Filtering options

 Home

The options in this table affect the way that the program filters the input data. Some of the options provide direct control over which samples and SNPs get included in the analysis, while others set rules for how the program should behave when faced with certain filtering choices. These options are designed to make filtering more flexible, so that it is easy to apply any desired set of filters to a single underlying genotype file.

Some of these options apply to the dataset as a whole while others apply only to specific panels. The flag name for each panel-specific option ends in the command-line symbol for the file on which it operates; e.g., to exclude SNPs from the -g file you should use -exclude_snps_g, and to exclude SNPs from the -g_ref file you should use -exclude_snps_g_ref.

Flag Default Description
-filt_rules_l <str> <str> ... none This option provides flexible variant filtering in the reference panel via "filter rules", which are based on annotation columns in a -l file. Each column should be labeled by a contiguous string (no whitespace) describing its contents. For example, the Example/ directory in the software download packages includes a file named example.chr22.1kG.annot.legend that contains columns named eur.maf and afr.maf.

To filter variants based on the numeric annotation values in the -l file, you should combine a column string with a cutoff value and one of these six comparison operators: < <= > >= == != . For example, writing -filt_rules_l 'eur.maf<0.05' on the command line would tell the program to remove any variants with eur.maf values less than 0.05 from the reference panel. You can include an arbitrary number of filtering strings after the -filt_rules_l option, in which case the filtering conditions will be applied in 'or' fashion: if any condition is true, the variant will be removed.

It is very important that you enclose each filtering string in single quotes, as shown above. Otherwise, the command-line environment may interpret symbols like < and > as linux redirection operators. There should be no white space within the single quotes.

You can develop annotations yourself and add them to the -l file, or you can use the annotations that we provide in some of our reference download packages. For example, we have included continent-level minor allele frequencies in the legend files for the 1,000 Genomes Phase 1 integrated variant reference panel.

For an illustration of using -filt_rules_l in practice, see this example command.
-exclude_snps_g <file> none List of SNPs to exclude from the -g file. The list should take the form of a single column of identifiers in a text file. The SNPs can be identified by their SNP IDs (first column of -g file), their rsIDs (second column of -g file), or their base pair positions (third column of -g file). Excluded SNPs will be treated as if they had not been present in the genotypes file, and they will not be shown in the output unless you use the -impute_excluded option.
-exclude_snps_g_ref <file> none Same as -exclude_snps_g, but applies to the -g_ref file.
-impute_excluded Specifies that SNPs excluded from the study dataset via the -exclude_snps_g option should be imputed and included in the output file. When this flag is not activated, excluded SNPs are simply ignored.
-include_snps <file> none List of reference-panel-only SNPs to impute. If you do not want the program to impute all of the reference SNPs in the region you are analyzing, you can use this list to specify a subset of SNPs to impute; all other SNPs will be ignored unless they have data in the -g file. The list should take the form of a single column of identifiers in a text file. The SNPs can be identified by their SNP IDs (first column of -g_ref file), their rsIDs (second column of -g_ref file or first column of -l file), or their base pair positions (third column of -g_ref file or second column of -l file).

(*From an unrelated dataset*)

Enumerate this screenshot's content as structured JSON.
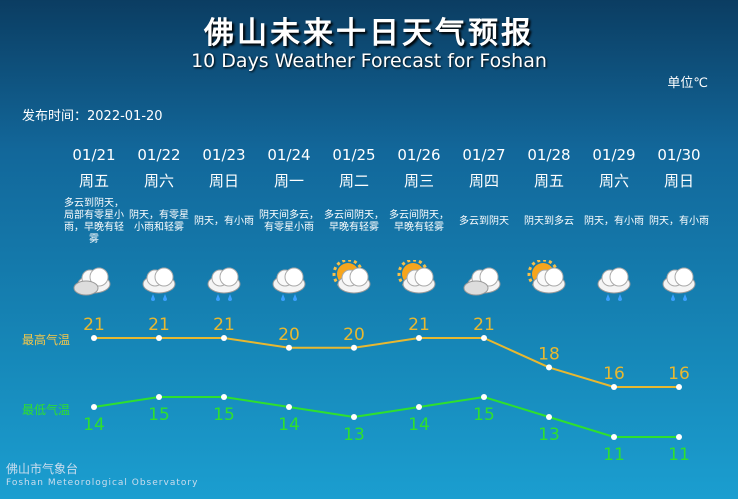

This option does not have any effect on SNPs in the -g file.
-sample_g <file> none File of sample IDs for the individuals in the -g file; should follow the format described here. Only the first two columns are necessary, but they must be present and labeled "ID_1" and "ID_2".

NOTE: Currently, the only reason to provide a sample file is if you want to exclude some individuals via the -exclude_samples_g option, or if you are analyzing chromosome X data via the -chrX option.
-sample_g_ref <file> none Same as -sample_g, but applies to the -g_ref file.
-exclude_samples_g <file> none List of samples to exclude from the -g file. The list should take the form of a single column of identifiers in a text file. The samples can be identified by the IDs in either of the first two columns of the -sample_g file, which is REQUIRED if you want to use this option. Excluded samples will be treated as if they had not been present in the genotypes file, and the program will re-print the original sample list, minus the excluded samples, to a file named "[-o]_samples", where -o is the name of the main output file.

NOTE: Part of the IMPUTE2 algorithm involves pooling information across the individuals in your study dataset. Samples with systematically aberrant genotypes (due, e.g., to degraded assay DNA) can confuse this part of the model; you should take care to identify such samples ahead of time and exclude them either manually or with this option.
-exclude_samples_g_ref <file> none Same as -exclude_samples_g, but applies to the -g_ref file. One difference is that the program will not print a filtered list of -g_ref samples like the one that gets printed with -exclude_samples_g.